Nuri knows what he is talking about. He spent five years in prison on charges of “undermining national security” because he criticized certain aspects of government policy in the 1990s.

Using insecurity as a weapon of intimidation, the regime has tried to silence other actual or potential critics. Former President Hashemi Rafsanjani has been forced to make a deal under which he would say nice things about “Supreme Guide” Ali Khamenei. In exchange, Rafsanjani’s son, Mehdi, was released from prison on bail pending his trial on charges of anti-state activities. Rafsanjani’s daughter Fa’ezeh remains in prison on similar charges.

Another former president, Muhammad Khatami, also a mullah, has been silenced by having his passport withdrawn, becoming a virtual hostage in Iran.

Insecurity could affect anyone. Khamenei has had to cancel two provincial visits after warnings that he might face angry crowds. For his part President Ahmadinejad has also dropped a long-advertised visit to the southern provinces because of similar concerns.

The fear is not theoretical. Last month a number of regime grandees had to stop making speeches when they faced angry crowds. In Qom, Ali Larijani, Speaker of the Islamic Majlis, the ersatz parliament, was whisked to safety by his bodyguards as protestors tried to drown out his speech. Larijani’s predecessor as Majlis Speaker, Ali-Akbar Nateq Nuri, yet another mullah, cancelled a speech in Mash’had after his bodyguards told him he might be molested by protestors. A third mullah, Hassan Khomeini, a grandson of the regime’s founder, had a similar experience, fleeing from an angry crowd.

All those incidents happened during the traditional 10-day celebration of Khomeini’s seizure of power in 1979.

But who were the protestors who tried to disturb the revolutionary festivities?

Because the protests affected members of all rival factions within the Khomeinist elite, one may conclude that the target was the regime as a whole. There is no doubt that economic meltdown, the spectacle of Khomeinist infighting and fears about the future have generated a great deal of anger across the nation.

However, it is also possible that the intimidation tactics that forced regime grandees to run for cover may have been the work of rival factions. Larijani’s friends claim that his humiliation in Qom, of which he is the Majlis member, was the work of Ahmadinejad’s faction.
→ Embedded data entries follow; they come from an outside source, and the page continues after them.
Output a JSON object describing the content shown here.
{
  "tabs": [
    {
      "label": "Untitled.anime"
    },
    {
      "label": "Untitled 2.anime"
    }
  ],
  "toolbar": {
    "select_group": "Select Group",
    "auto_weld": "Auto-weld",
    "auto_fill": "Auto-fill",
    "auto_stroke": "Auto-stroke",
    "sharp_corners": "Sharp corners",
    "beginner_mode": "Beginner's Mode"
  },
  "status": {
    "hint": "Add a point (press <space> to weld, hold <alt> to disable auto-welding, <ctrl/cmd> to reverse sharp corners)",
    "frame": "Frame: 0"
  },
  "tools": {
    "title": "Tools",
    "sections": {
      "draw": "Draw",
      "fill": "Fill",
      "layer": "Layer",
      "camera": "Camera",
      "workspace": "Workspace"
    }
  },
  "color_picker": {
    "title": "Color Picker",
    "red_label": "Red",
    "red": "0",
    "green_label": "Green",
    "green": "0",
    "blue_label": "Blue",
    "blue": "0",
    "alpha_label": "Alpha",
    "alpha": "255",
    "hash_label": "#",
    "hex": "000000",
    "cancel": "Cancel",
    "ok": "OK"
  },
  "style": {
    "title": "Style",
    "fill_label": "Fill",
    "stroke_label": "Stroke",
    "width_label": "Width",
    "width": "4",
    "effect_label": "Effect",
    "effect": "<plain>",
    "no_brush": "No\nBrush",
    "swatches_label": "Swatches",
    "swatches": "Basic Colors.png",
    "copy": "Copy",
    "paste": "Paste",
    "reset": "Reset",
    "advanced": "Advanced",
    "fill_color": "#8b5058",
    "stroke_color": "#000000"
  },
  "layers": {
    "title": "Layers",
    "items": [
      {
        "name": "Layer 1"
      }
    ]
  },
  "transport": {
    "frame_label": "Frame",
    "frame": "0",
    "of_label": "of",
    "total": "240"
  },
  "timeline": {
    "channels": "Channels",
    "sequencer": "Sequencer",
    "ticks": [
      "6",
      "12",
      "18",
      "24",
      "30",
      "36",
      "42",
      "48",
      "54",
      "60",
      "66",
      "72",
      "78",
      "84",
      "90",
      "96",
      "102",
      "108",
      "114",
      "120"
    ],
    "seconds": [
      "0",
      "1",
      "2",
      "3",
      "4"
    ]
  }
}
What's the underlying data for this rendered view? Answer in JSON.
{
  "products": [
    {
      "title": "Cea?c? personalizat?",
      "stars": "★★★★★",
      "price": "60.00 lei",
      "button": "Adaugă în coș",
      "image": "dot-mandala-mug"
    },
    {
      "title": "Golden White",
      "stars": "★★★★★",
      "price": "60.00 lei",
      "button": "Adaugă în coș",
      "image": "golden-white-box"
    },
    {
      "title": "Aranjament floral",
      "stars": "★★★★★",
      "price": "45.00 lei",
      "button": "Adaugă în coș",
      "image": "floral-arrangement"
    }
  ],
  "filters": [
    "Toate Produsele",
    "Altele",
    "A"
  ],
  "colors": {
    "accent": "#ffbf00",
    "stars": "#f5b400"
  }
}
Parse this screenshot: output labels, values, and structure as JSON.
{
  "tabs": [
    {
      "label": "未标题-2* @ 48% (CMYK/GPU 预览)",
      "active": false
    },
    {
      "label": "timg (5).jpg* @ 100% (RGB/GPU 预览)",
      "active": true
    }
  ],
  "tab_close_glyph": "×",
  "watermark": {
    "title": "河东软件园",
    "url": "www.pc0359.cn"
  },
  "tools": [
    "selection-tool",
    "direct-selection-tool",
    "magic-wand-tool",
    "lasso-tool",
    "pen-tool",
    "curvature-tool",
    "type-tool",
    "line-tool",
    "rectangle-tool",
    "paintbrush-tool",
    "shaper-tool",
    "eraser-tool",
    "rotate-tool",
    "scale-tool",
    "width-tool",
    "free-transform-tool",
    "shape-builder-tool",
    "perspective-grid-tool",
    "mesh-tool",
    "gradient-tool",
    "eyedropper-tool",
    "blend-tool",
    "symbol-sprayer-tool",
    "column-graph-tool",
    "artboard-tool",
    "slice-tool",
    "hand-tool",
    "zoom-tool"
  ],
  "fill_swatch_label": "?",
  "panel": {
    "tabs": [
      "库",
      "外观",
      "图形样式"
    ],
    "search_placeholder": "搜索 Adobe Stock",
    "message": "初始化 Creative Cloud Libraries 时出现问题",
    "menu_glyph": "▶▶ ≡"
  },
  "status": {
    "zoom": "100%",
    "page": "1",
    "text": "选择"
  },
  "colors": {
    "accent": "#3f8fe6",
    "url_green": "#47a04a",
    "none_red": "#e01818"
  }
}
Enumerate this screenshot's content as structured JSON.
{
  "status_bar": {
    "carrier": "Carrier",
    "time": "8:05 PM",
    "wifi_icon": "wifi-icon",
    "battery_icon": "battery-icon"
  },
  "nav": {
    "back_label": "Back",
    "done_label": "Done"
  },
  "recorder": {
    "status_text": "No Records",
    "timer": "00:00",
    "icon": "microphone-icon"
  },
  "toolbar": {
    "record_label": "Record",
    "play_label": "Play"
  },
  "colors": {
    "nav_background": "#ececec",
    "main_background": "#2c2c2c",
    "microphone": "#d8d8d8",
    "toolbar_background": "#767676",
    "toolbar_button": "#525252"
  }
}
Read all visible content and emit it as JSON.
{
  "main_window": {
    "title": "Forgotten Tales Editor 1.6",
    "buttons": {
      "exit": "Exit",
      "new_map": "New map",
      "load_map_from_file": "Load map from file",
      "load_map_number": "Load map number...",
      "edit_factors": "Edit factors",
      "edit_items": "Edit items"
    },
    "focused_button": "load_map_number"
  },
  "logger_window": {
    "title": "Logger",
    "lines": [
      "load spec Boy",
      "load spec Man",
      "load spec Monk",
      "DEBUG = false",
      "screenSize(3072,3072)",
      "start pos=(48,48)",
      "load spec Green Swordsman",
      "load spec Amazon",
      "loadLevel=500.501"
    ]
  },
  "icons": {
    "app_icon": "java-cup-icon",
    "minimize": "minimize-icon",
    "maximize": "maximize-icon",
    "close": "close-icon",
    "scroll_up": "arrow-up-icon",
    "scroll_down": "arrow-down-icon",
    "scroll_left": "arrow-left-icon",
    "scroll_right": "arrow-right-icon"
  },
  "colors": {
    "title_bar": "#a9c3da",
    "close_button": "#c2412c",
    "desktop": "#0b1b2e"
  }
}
Ahmadinejad blames his decision to cancel provincial trips on Larijani’s scheme to take revenge against him by sending a rent-a-mob to disturb presidential rallies.

Regardless of which faction they belong to, leading members of the Khomeinist elite have developed what one might call the Ceausescu syndrome.

Nicolae Ceausescu was Romania’s seemingly eternal Communist ruler until 1989 when he was booed out of office and out of history by an angry crowd in Bucharest. In one of those ironies of history, Ceausescu met his end just 48 hours after returning from a visit to Tehran where he had concluded a “strategic partnership” with the Khomeinist regime. We now know that the angry crowd that revealed the nakedness of the emperor had been organized by Ceausescu’s rivals within the Communist hierarchy. Those rivals had hoped to drive the old dictator out while preserving the regime for themselves.

More recently, we have witnessed a new version of the syndrome in Libya, Tunisia, and Egypt where the old weapon of insecurity, used for years against critics and opponents, turned against the despots in place.

In the final analysis, in a system based on insecurity no one is secure. The same crowd that hailed the despot on his triumphal march could boo him out with a vengeance.